Broke my phone, have no voice AND I was blackout by 3 p.m...I'm betting I had a great time.
I will never get the visual of you crying while chewing christmas lights out of my head
just asked if they'd gift wrap go-go taquitos for you at 7-eleven
I think I have vodka in my lungs
Restaurants Roasting People Who Gave Them Negative Yelp Reviews (25 Pics)
Do you think I could put your penis on reserve for tonight or tomorrow night?
He probably smells like baby powder and sexual identity crisis.
Walt I've been the third wheel taking shotssssssssssssssssolo. Each s is for each solo shot.
He is making me drink his THC water out of a milk jug.
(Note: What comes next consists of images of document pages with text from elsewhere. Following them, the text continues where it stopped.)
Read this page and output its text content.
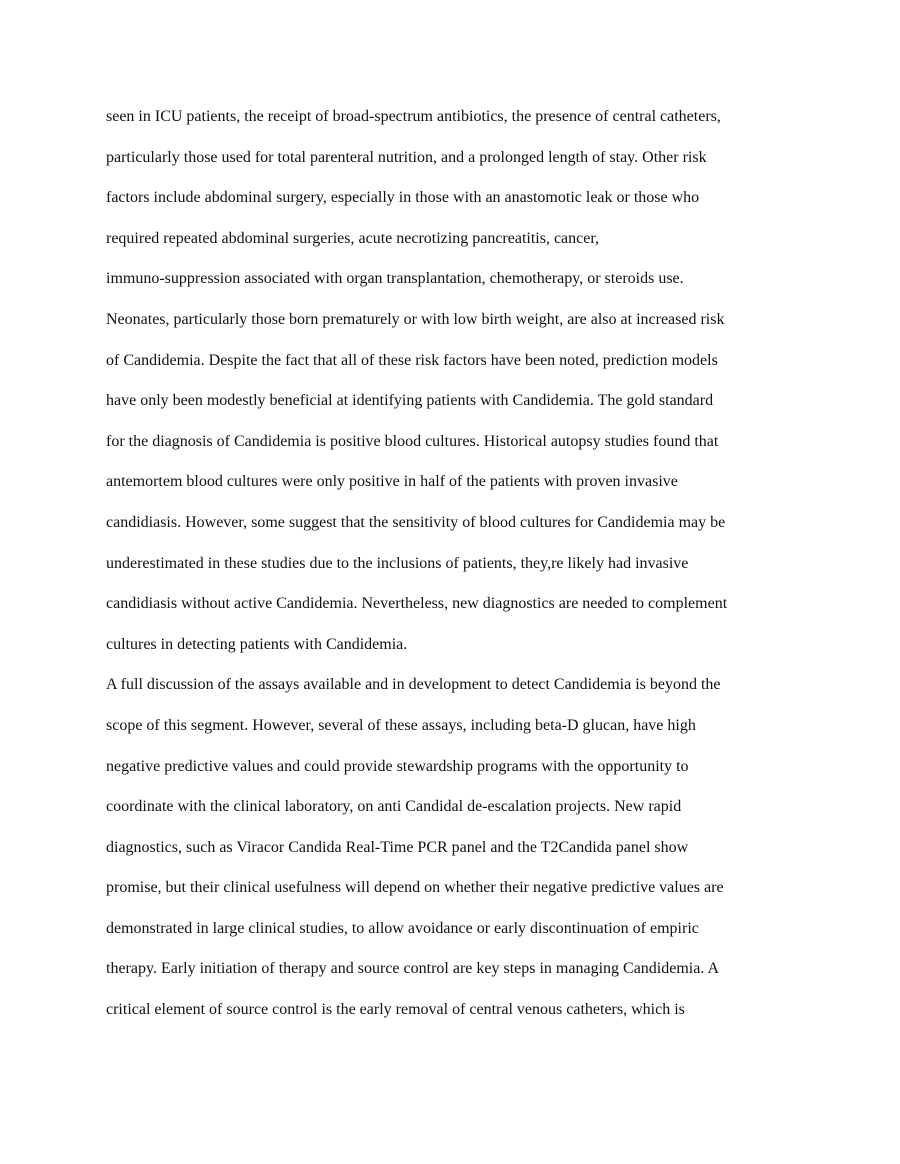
seen in ICU patients, the receipt of broad-spectrum antibiotics, the presence of central catheters,
particularly those used for total parenteral nutrition, and a prolonged length of stay. Other risk
factors include abdominal surgery, especially in those with an anastomotic leak or those who
required repeated abdominal surgeries, acute necrotizing pancreatitis, cancer,
immuno-suppression associated with organ transplantation, chemotherapy, or steroids use.
Neonates, particularly those born prematurely or with low birth weight, are also at increased risk
of Candidemia. Despite the fact that all of these risk factors have been noted, prediction models
have only been modestly beneficial at identifying patients with Candidemia. The gold standard
for the diagnosis of Candidemia is positive blood cultures. Historical autopsy studies found that
antemortem blood cultures were only positive in half of the patients with proven invasive
candidiasis. However, some suggest that the sensitivity of blood cultures for Candidemia may be
underestimated in these studies due to the inclusions of patients, they,re likely had invasive
candidiasis without active Candidemia. Nevertheless, new diagnostics are needed to complement
cultures in detecting patients with Candidemia.
A full discussion of the assays available and in development to detect Candidemia is beyond the
scope of this segment. However, several of these assays, including beta-D glucan, have high
negative predictive values and could provide stewardship programs with the opportunity to
coordinate with the clinical laboratory, on anti Candidal de-escalation projects. New rapid
diagnostics, such as Viracor Candida Real-Time PCR panel and the T2Candida panel show
promise, but their clinical usefulness will depend on whether their negative predictive values are
demonstrated in large clinical studies, to allow avoidance or early discontinuation of empiric
therapy. Early initiation of therapy and source control are key steps in managing Candidemia. A
critical element of source control is the early removal of central venous catheters, which is
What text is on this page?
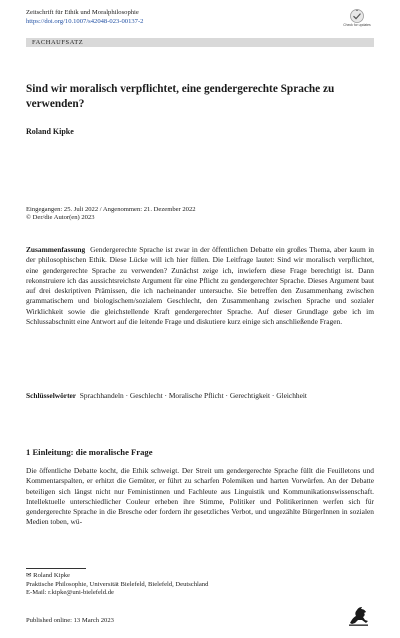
Zeitschrift für Ethik und Moralphilosophie
https://doi.org/10.1007/s42048-023-00137-2
Check for updates
FACHAUFSATZ
Sind wir moralisch verpflichtet, eine gendergerechte Sprache zu verwenden?
Roland Kipke
Eingegangen: 25. Juli 2022 / Angenommen: 21. Dezember 2022
© Der/die Autor(en) 2023
Zusammenfassung Gendergerechte Sprache ist zwar in der öffentlichen Debatte ein großes Thema, aber kaum in der philosophischen Ethik. Diese Lücke will ich hier füllen. Die Leitfrage lautet: Sind wir moralisch verpflichtet, eine gendergerechte Sprache zu verwenden? Zunächst zeige ich, inwiefern diese Frage berechtigt ist. Dann rekonstruiere ich das aussichtsreichste Argument für eine Pflicht zu gendergerechter Sprache. Dieses Argument baut auf drei deskriptiven Prämissen, die ich nacheinander untersuche. Sie betreffen den Zusammenhang zwischen grammatischem und biologischem/sozialem Geschlecht, den Zusammenhang zwischen Sprache und sozialer Wirklichkeit sowie die gleichstellende Kraft gendergerechter Sprache. Auf dieser Grundlage gebe ich im Schlussabschnitt eine Antwort auf die leitende Frage und diskutiere kurz einige sich anschließende Fragen.
Schlüsselwörter Sprachhandeln · Geschlecht · Moralische Pflicht · Gerechtigkeit · Gleichheit
1 Einleitung: die moralische Frage
Die öffentliche Debatte kocht, die Ethik schweigt. Der Streit um gendergerechte Sprache füllt die Feuilletons und Kommentarspalten, er erhitzt die Gemüter, er führt zu scharfen Polemiken und harten Vorwürfen. An der Debatte beteiligen sich längst nicht nur Feministinnen und Fachleute aus Linguistik und Kommunikationswissenschaft. Intellektuelle unterschiedlicher Couleur erheben ihre Stimme, Politiker und Politikerinnen werfen sich für gendergerechte Sprache in die Bresche oder fordern ihr gesetzliches Verbot, und ungezählte BürgerInnen in sozialen Medien toben, wü-
✉ Roland Kipke
Praktische Philosophie, Universität Bielefeld, Bielefeld, Deutschland
E-Mail: r.kipke@uni-bielefeld.de
Published online: 13 March 2023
Tell me not to purchase 500 ball pit balls and a kiddy pool
No
Woman Posts Harassing DMs From Creep Online, Now He’s Upset Because People Told His Mom
She said if her future children dont have blue eyes she wont love them
Of course I understand. Thou shalt never turn down a free meal or drink. It's one of the commandments of being a girl.
I'm recreating the you're a wizard harry video with a guy on snapchat whilst having snapchat sex with another... Adulting is fun
My mom found my empty case that I hid in my room and just said "now why don't you be a responsible underaged drinker and throw it in the recycling" and walked away. I'm in shock.
We will discuss everything tomorrow i presume. Including the sweaty naked tango.
I just tried to lit a bowl with my chapstick.